About me
Hello, I'm Mohan Bhosale, a Data Scientist with 4+ years of experience building ML systems that actually ship to production. I'm currently completing my Master's in Data Science at Northeastern University (GPA: 3.96) and most recently worked as a Data Scientist Co-op at Cohere Health, where I built predictive models analyzing 10M+ healthcare claims on AWS SageMaker and implemented end-to-end MLOps pipelines that helped optimize $8.5M in annual medical expenses.
My industry experience spans healthcare, ad-tech, and ed-tech. At Mediamint, I designed real-time Spark/Kafka pipelines, built customer segmentation models that lifted engagement by 25%, and led A/B testing that drove a 30% increase in ad performance. At Allround Club, I built a hybrid recommendation engine with TensorFlow and Apache Spark that boosted course purchases by 25% and ran churn analysis that cut attrition by 12%. I don't just train models. I build the data infrastructure, run the experiments, and deliver dashboards that stakeholders actually use.
My recent work focuses on LLMs and multi-agent AI systems in production settings. I've architected ClassifyAI, an 8-agent LLM system that automates full ML classification pipelines via LangGraph. I built HIMAS, a federated learning platform for privacy-preserving ICU mortality prediction that won 1st Place at the Google Cambridge MLOps Hackathon. I've also developed a multi-modal video ad classifier (F1: 0.81) using PyTorch and Transformers for Prof. Yakov Bart, and built Extended-Reality remote assistance systems with LLM-driven avatars in Prof. Mallesham's EXP research lab. My toolkit covers the full pipeline: PySpark ETL, feature engineering, LangChain/RAG, Docker/Kubernetes deployments, and cloud infrastructure across AWS, GCP, and Azure.
I'm looking for roles where I can combine deep ML expertise with real engineering discipline to solve hard problems at scale, especially in healthcare AI, ML infrastructure, or any team where data science means shipping production systems, not just notebooks.
What i'm doing
-
Building Production-Ready ML Solutions
Experienced in architecting and deploying scalable machine learning models in production environments.

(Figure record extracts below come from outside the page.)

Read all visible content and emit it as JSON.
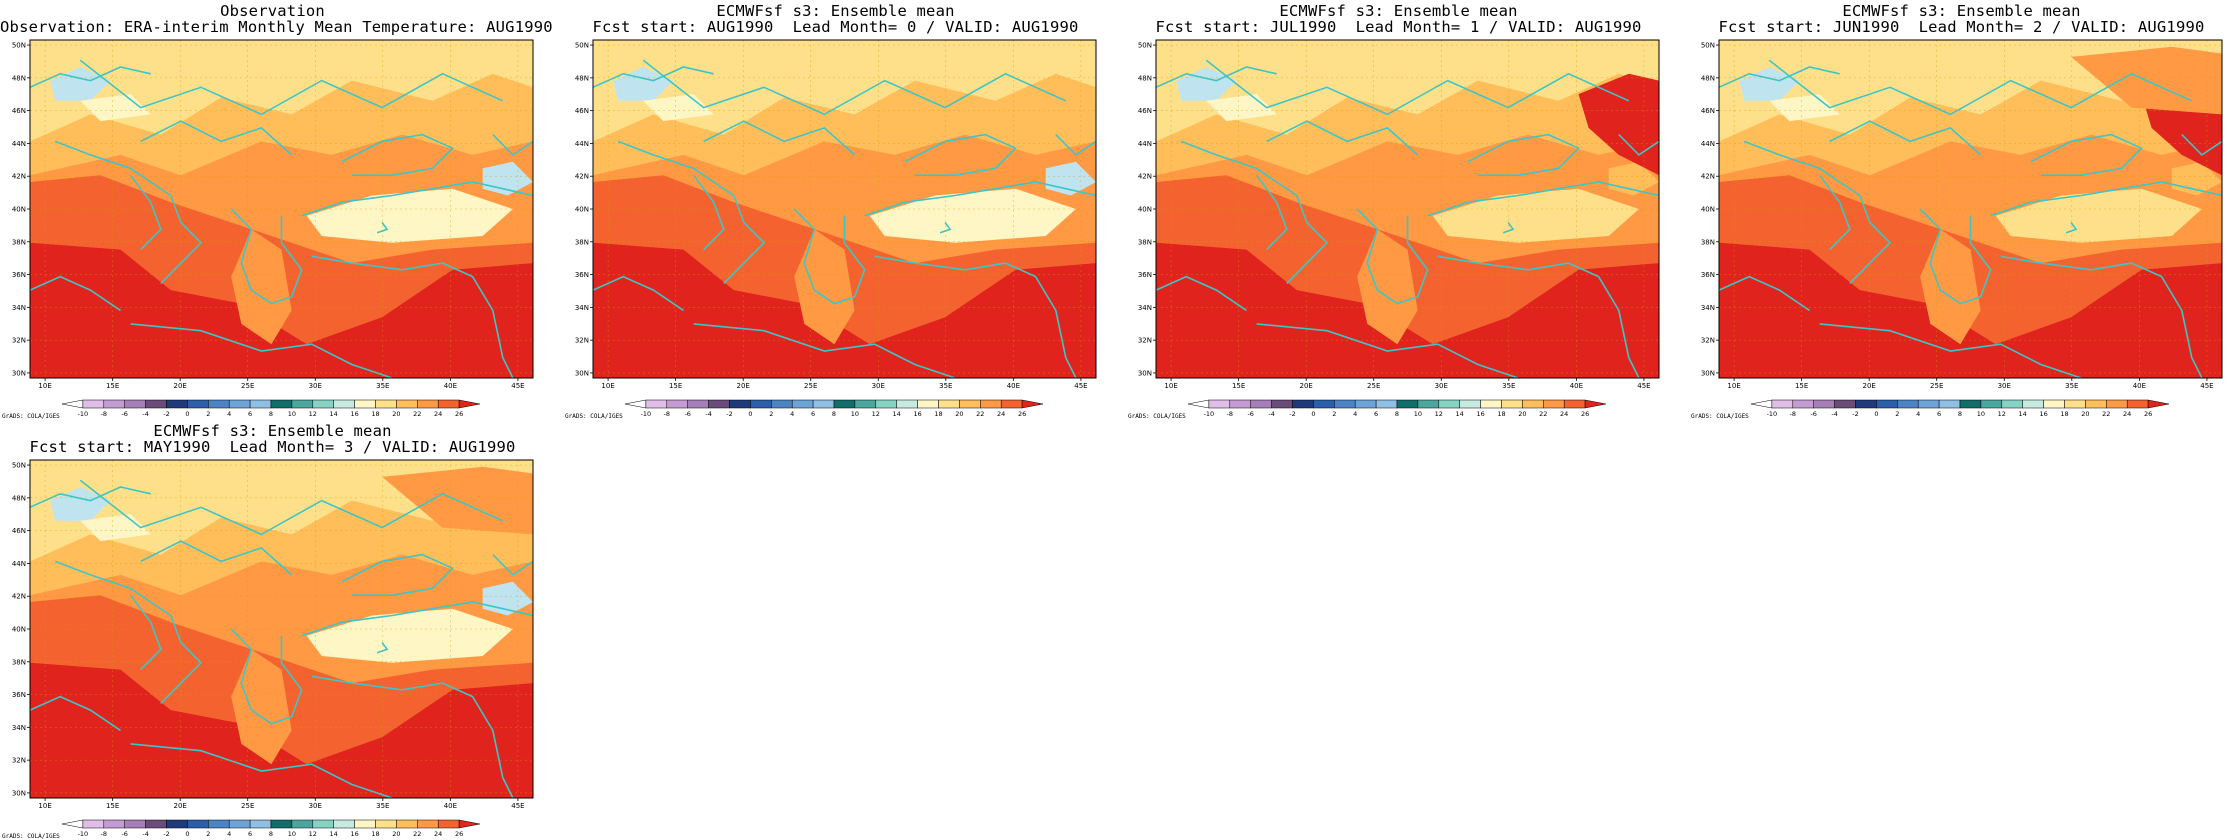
{
  "figure": {
    "colorbar": {
      "levels": [
        "-10",
        "-8",
        "-6",
        "-4",
        "-2",
        "0",
        "2",
        "4",
        "6",
        "8",
        "10",
        "12",
        "14",
        "16",
        "18",
        "20",
        "22",
        "24",
        "26"
      ],
      "colors": [
        "#ffffff",
        "#e1bee7",
        "#c59bd3",
        "#a67fb8",
        "#6a4c7b",
        "#1f3a7a",
        "#2b5fab",
        "#4a84c4",
        "#6ca4d7",
        "#8fbfe2",
        "#0f6e6a",
        "#4aa79e",
        "#86d2c4",
        "#c6eadf",
        "#fff6c6",
        "#ffe08a",
        "#ffbe5a",
        "#ff9944",
        "#f4632f",
        "#e0231d"
      ]
    },
    "lat_labels": [
      "30N",
      "32N",
      "34N",
      "36N",
      "38N",
      "40N",
      "42N",
      "44N",
      "46N",
      "48N",
      "50N"
    ],
    "lon_labels": [
      "10E",
      "15E",
      "20E",
      "25E",
      "30E",
      "35E",
      "40E",
      "45E"
    ],
    "credit": "GrADS: COLA/IGES",
    "panels": [
      {
        "id": "observation",
        "title_line1": "Observation",
        "title_line2": "Observation: ERA-interim Monthly Mean Temperature: AUG1990"
      },
      {
        "id": "lead-0",
        "title_line1": "ECMWFsf s3: Ensemble mean",
        "title_line2": "Fcst start: AUG1990  Lead Month= 0 / VALID: AUG1990"
      },
      {
        "id": "lead-1",
        "title_line1": "ECMWFsf s3: Ensemble mean",
        "title_line2": "Fcst start: JUL1990  Lead Month= 1 / VALID: AUG1990"
      },
      {
        "id": "lead-2",
        "title_line1": "ECMWFsf s3: Ensemble mean",
        "title_line2": "Fcst start: JUN1990  Lead Month= 2 / VALID: AUG1990"
      },
      {
        "id": "lead-3",
        "title_line1": "ECMWFsf s3: Ensemble mean",
        "title_line2": "Fcst start: MAY1990  Lead Month= 3 / VALID: AUG1990"
      }
    ]
  }
}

Currently working with healthcare claims data to build predictive models using PySpark and advanced ML frameworks on AWS SageMaker, optimizing millions in medical expenses while improving patient outcomes.
-
Research
Actively engaged in cutting-edge research in AI, computer vision, and NLP. My research interests include multi-modal learning, generative AI, and Large Language Models. I've developed innovative solutions like multi-modal video ad classifiers and RAG-based document analysis systems that push the boundaries of AI applications.
-
Data Analytics
Expert in extracting actionable insights from complex, large-scale datasets using advanced statistical methods and visualization tools. Proficient in designing real-time data pipelines, conducting A/B testing, and creating comprehensive dashboards that drive data-informed decision-making and business strategy.
-
Problem Solving
Specialized in tackling intricate data science problems across diverse domains. From healthcare optimization to marketing automation, I consistently deliver innovative solutions that enhance efficiency, reduce costs, and drive measurable business impact through advanced analytics and machine learning techniques.